The Utah Highway Patrol, Iron County Sheriff’s Office, Brian Head Fire Department, Parowan Fire Department and Gold Cross Ambulance responded and tended to the scene.

Rollover science

According to the Insurance Institute for Highway Safety, most rollovers occur when a driver loses control of a vehicle and it begins to slide sideways. These types of crashes can also occur when a driver attempts to turn a vehicle too aggressively, either at a high rate of speed or by turning the wheel too sharply.

Less frequently, rollovers can happen when one side of the vehicle is flipped up suddenly, either by a guard rail or ramp-like object, or when the vehicle falls down an embankment.

Vehicles roll over in 1 percent of all crashes, but these crashes account for about one-third of passenger vehicle occupant deaths.

Approximately 75 percent of all rollover deaths occur in single-vehicle crashes, and more than half of all passengers killed in single-vehicle crashes are involved in rollovers.

SUV’s are the most common vehicle type involved in most rollovers, followed by pickup trucks.

In 2015, nearly half of SUV occupants that were killed in traffic-related incidents were involved in a rollover crash.
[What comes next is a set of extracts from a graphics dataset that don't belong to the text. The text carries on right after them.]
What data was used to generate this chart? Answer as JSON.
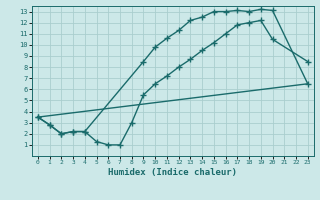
{
  "xlabel": "Humidex (Indice chaleur)",
  "xlim": [
    -0.5,
    23.5
  ],
  "ylim": [
    0,
    13.5
  ],
  "xticks": [
    0,
    1,
    2,
    3,
    4,
    5,
    6,
    7,
    8,
    9,
    10,
    11,
    12,
    13,
    14,
    15,
    16,
    17,
    18,
    19,
    20,
    21,
    22,
    23
  ],
  "yticks": [
    1,
    2,
    3,
    4,
    5,
    6,
    7,
    8,
    9,
    10,
    11,
    12,
    13
  ],
  "bg_color": "#cce8e8",
  "grid_color": "#aacece",
  "line_color": "#1a6b6b",
  "line_width": 1.0,
  "marker": "+",
  "marker_size": 4,
  "marker_lw": 1.0,
  "curve1_x": [
    0,
    1,
    2,
    3,
    4,
    9,
    10,
    11,
    12,
    13,
    14,
    15,
    16,
    17,
    18,
    19,
    20,
    23
  ],
  "curve1_y": [
    3.5,
    2.8,
    2.0,
    2.2,
    2.2,
    8.5,
    9.8,
    10.6,
    11.3,
    12.2,
    12.5,
    13.0,
    13.0,
    13.1,
    13.0,
    13.2,
    13.1,
    6.5
  ],
  "curve2_x": [
    0,
    1,
    2,
    3,
    4,
    5,
    6,
    7,
    8,
    9,
    10,
    11,
    12,
    13,
    14,
    15,
    16,
    17,
    18,
    19,
    20,
    23
  ],
  "curve2_y": [
    3.5,
    2.8,
    2.0,
    2.2,
    2.2,
    1.3,
    1.0,
    1.0,
    3.0,
    5.5,
    6.5,
    7.2,
    8.0,
    8.7,
    9.5,
    10.2,
    11.0,
    11.8,
    12.0,
    12.2,
    10.5,
    8.5
  ],
  "curve3_x": [
    0,
    23
  ],
  "curve3_y": [
    3.5,
    6.5
  ]
}
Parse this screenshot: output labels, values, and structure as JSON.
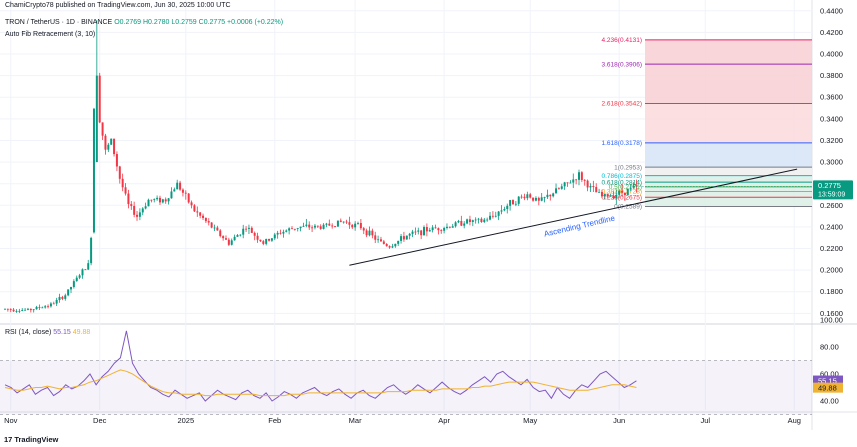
{
  "header": {
    "publisher": "ChamiCrypto78 published on TradingView.com, Jun 30, 2025 10:00 UTC",
    "symbol": "TRON / TetherUS · 1D · BINANCE",
    "ohlc": "O0.2769 H0.2780 L0.2759 C0.2775 +0.0006 (+0.22%)",
    "indicator": "Auto Fib Retracement (3, 10)"
  },
  "rsi_panel": {
    "title": "RSI (14, close)",
    "rsi_value": "55.15",
    "ma_value": "49.88"
  },
  "footer": {
    "brand": "TradingView",
    "logo": "17"
  },
  "colors": {
    "up": "#089981",
    "down": "#f23645",
    "rsi_line": "#7e57c2",
    "rsi_ma": "#f0b232",
    "trend": "#131722",
    "trend_label": "#2962ff"
  },
  "chart_data": [
    {
      "type": "candlestick",
      "title": "TRON / TetherUS · 1D · BINANCE",
      "x_tick_labels": [
        "Nov",
        "Dec",
        "2025",
        "Feb",
        "Mar",
        "Apr",
        "May",
        "Jun",
        "Jul",
        "Aug"
      ],
      "y_tick_labels": [
        "0.1600",
        "0.1800",
        "0.2000",
        "0.2200",
        "0.2400",
        "0.2600",
        "0.2800",
        "0.3000",
        "0.3200",
        "0.3400",
        "0.3600",
        "0.3800",
        "0.4000",
        "0.4200",
        "0.4400"
      ],
      "ylim": [
        0.152,
        0.45
      ],
      "grid": true,
      "price_path": [
        {
          "day": 0,
          "price": 0.164
        },
        {
          "day": 8,
          "price": 0.163
        },
        {
          "day": 16,
          "price": 0.168
        },
        {
          "day": 21,
          "price": 0.177
        },
        {
          "day": 26,
          "price": 0.196
        },
        {
          "day": 29,
          "price": 0.205
        },
        {
          "day": 30,
          "price": 0.232
        },
        {
          "day": 31,
          "price": 0.35
        },
        {
          "day": 32,
          "price": 0.42
        },
        {
          "day": 33,
          "price": 0.34
        },
        {
          "day": 35,
          "price": 0.31
        },
        {
          "day": 37,
          "price": 0.32
        },
        {
          "day": 40,
          "price": 0.285
        },
        {
          "day": 43,
          "price": 0.26
        },
        {
          "day": 46,
          "price": 0.25
        },
        {
          "day": 50,
          "price": 0.265
        },
        {
          "day": 56,
          "price": 0.265
        },
        {
          "day": 60,
          "price": 0.28
        },
        {
          "day": 66,
          "price": 0.255
        },
        {
          "day": 72,
          "price": 0.24
        },
        {
          "day": 78,
          "price": 0.225
        },
        {
          "day": 84,
          "price": 0.24
        },
        {
          "day": 90,
          "price": 0.225
        },
        {
          "day": 96,
          "price": 0.235
        },
        {
          "day": 102,
          "price": 0.24
        },
        {
          "day": 110,
          "price": 0.24
        },
        {
          "day": 118,
          "price": 0.245
        },
        {
          "day": 124,
          "price": 0.24
        },
        {
          "day": 130,
          "price": 0.227
        },
        {
          "day": 134,
          "price": 0.222
        },
        {
          "day": 140,
          "price": 0.232
        },
        {
          "day": 148,
          "price": 0.238
        },
        {
          "day": 154,
          "price": 0.24
        },
        {
          "day": 160,
          "price": 0.245
        },
        {
          "day": 166,
          "price": 0.245
        },
        {
          "day": 170,
          "price": 0.25
        },
        {
          "day": 176,
          "price": 0.262
        },
        {
          "day": 182,
          "price": 0.27
        },
        {
          "day": 186,
          "price": 0.263
        },
        {
          "day": 190,
          "price": 0.27
        },
        {
          "day": 196,
          "price": 0.28
        },
        {
          "day": 200,
          "price": 0.288
        },
        {
          "day": 204,
          "price": 0.276
        },
        {
          "day": 208,
          "price": 0.268
        },
        {
          "day": 212,
          "price": 0.27
        },
        {
          "day": 216,
          "price": 0.273
        },
        {
          "day": 220,
          "price": 0.2775
        }
      ],
      "fib_levels": [
        {
          "label": "0(0.2589)",
          "value": 0.2589,
          "color": "#787b86"
        },
        {
          "label": "0.236(0.2675)",
          "value": 0.2675,
          "color": "#f23645"
        },
        {
          "label": "0.382(0.2728)",
          "value": 0.2728,
          "color": "#ff9800"
        },
        {
          "label": "0.5(0.2771)",
          "value": 0.2771,
          "color": "#4caf50"
        },
        {
          "label": "0.618(0.2814)",
          "value": 0.2814,
          "color": "#089981"
        },
        {
          "label": "0.786(0.2875)",
          "value": 0.2875,
          "color": "#00bcd4"
        },
        {
          "label": "1(0.2953)",
          "value": 0.2953,
          "color": "#787b86"
        },
        {
          "label": "1.618(0.3178)",
          "value": 0.3178,
          "color": "#2962ff"
        },
        {
          "label": "2.618(0.3542)",
          "value": 0.3542,
          "color": "#f23645"
        },
        {
          "label": "3.618(0.3906)",
          "value": 0.3906,
          "color": "#9c27b0"
        },
        {
          "label": "4.236(0.4131)",
          "value": 0.4131,
          "color": "#e91e63"
        }
      ],
      "trendline": {
        "label": "Ascending Trendline",
        "start": {
          "day": 120,
          "price": 0.2045
        },
        "end": {
          "day": 276,
          "price": 0.2935
        }
      },
      "current_price": {
        "label": "0.2775",
        "countdown": "13:59:09"
      }
    },
    {
      "type": "line",
      "title": "RSI (14, close)",
      "y_tick_labels": [
        "40.00",
        "60.00",
        "80.00",
        "100.00"
      ],
      "series": [
        {
          "values": [
            52,
            50,
            46,
            49,
            52,
            45,
            48,
            50,
            44,
            47,
            52,
            49,
            51,
            55,
            60,
            52,
            58,
            62,
            68,
            72,
            92,
            68,
            60,
            55,
            50,
            48,
            45,
            43,
            48,
            45,
            42,
            44,
            46,
            40,
            44,
            48,
            45,
            43,
            41,
            46,
            48,
            44,
            42,
            46,
            40,
            43,
            47,
            45,
            42,
            46,
            48,
            50,
            46,
            44,
            47,
            49,
            45,
            42,
            46,
            48,
            44,
            42,
            46,
            50,
            52,
            48,
            45,
            48,
            52,
            49,
            46,
            50,
            54,
            50,
            47,
            45,
            48,
            52,
            55,
            58,
            54,
            60,
            62,
            58,
            55,
            52,
            56,
            50,
            47,
            48,
            42,
            50,
            45,
            42,
            48,
            52,
            50,
            55,
            60,
            62,
            58,
            54,
            50,
            52,
            55
          ],
          "x_span_days": [
            0,
            220
          ]
        },
        {
          "values": [
            50,
            49,
            48,
            48,
            49,
            50,
            50,
            51,
            50,
            49,
            50,
            50,
            51,
            52,
            54,
            55,
            57,
            59,
            61,
            63,
            62,
            60,
            57,
            54,
            51,
            49,
            47,
            46,
            46,
            45,
            45,
            45,
            45,
            44,
            44,
            45,
            45,
            45,
            45,
            45,
            45,
            45,
            44,
            44,
            44,
            44,
            44,
            45,
            45,
            45,
            46,
            46,
            46,
            46,
            46,
            46,
            46,
            46,
            46,
            46,
            46,
            46,
            46,
            47,
            47,
            47,
            47,
            48,
            48,
            48,
            48,
            48,
            49,
            49,
            49,
            49,
            49,
            50,
            50,
            51,
            51,
            52,
            53,
            54,
            54,
            54,
            54,
            54,
            53,
            52,
            51,
            50,
            49,
            48,
            48,
            48,
            48,
            49,
            50,
            51,
            52,
            52,
            52,
            51,
            50
          ],
          "x_span_days": [
            0,
            220
          ]
        }
      ],
      "bands": [
        30,
        70
      ],
      "current": {
        "rsi": "55.15",
        "ma": "49.88"
      }
    }
  ]
}
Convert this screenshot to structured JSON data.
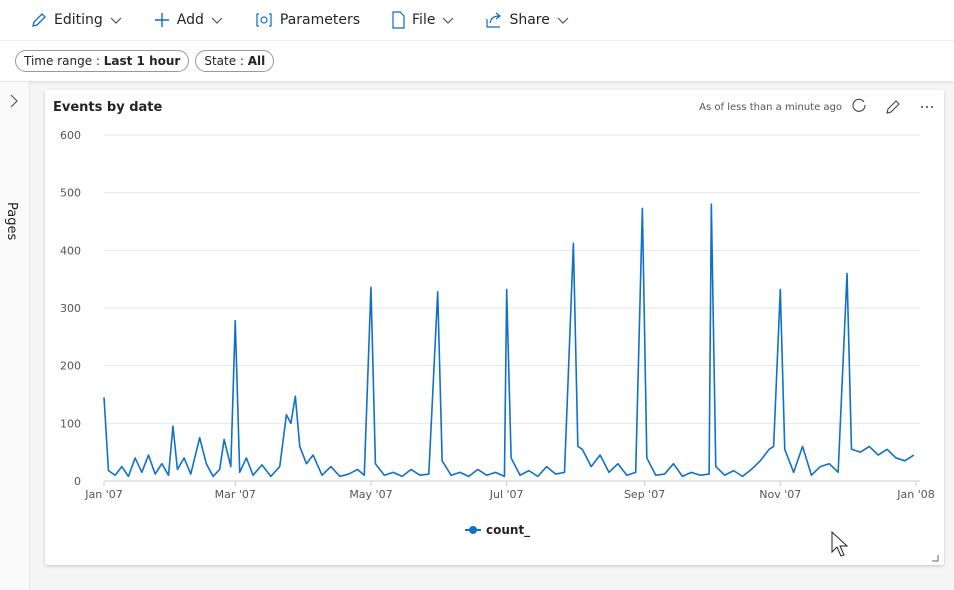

In comparison, 43 percent of those killed were in pickups and 23 percent of rollover deaths were in passenger cars.

SUVs and pickups are taller than cars and have greater ground clearance, causing their mass to be distributed higher off the road relative to the width of the vehicle.

A vehicle with a higher center of gravity is more prone to roll over than a lower-riding vehicle, and additional passengers and cargo can increase the center of gravity even more.

This report is based on statements from police or other emergency responders and may not contain the full scope of findings.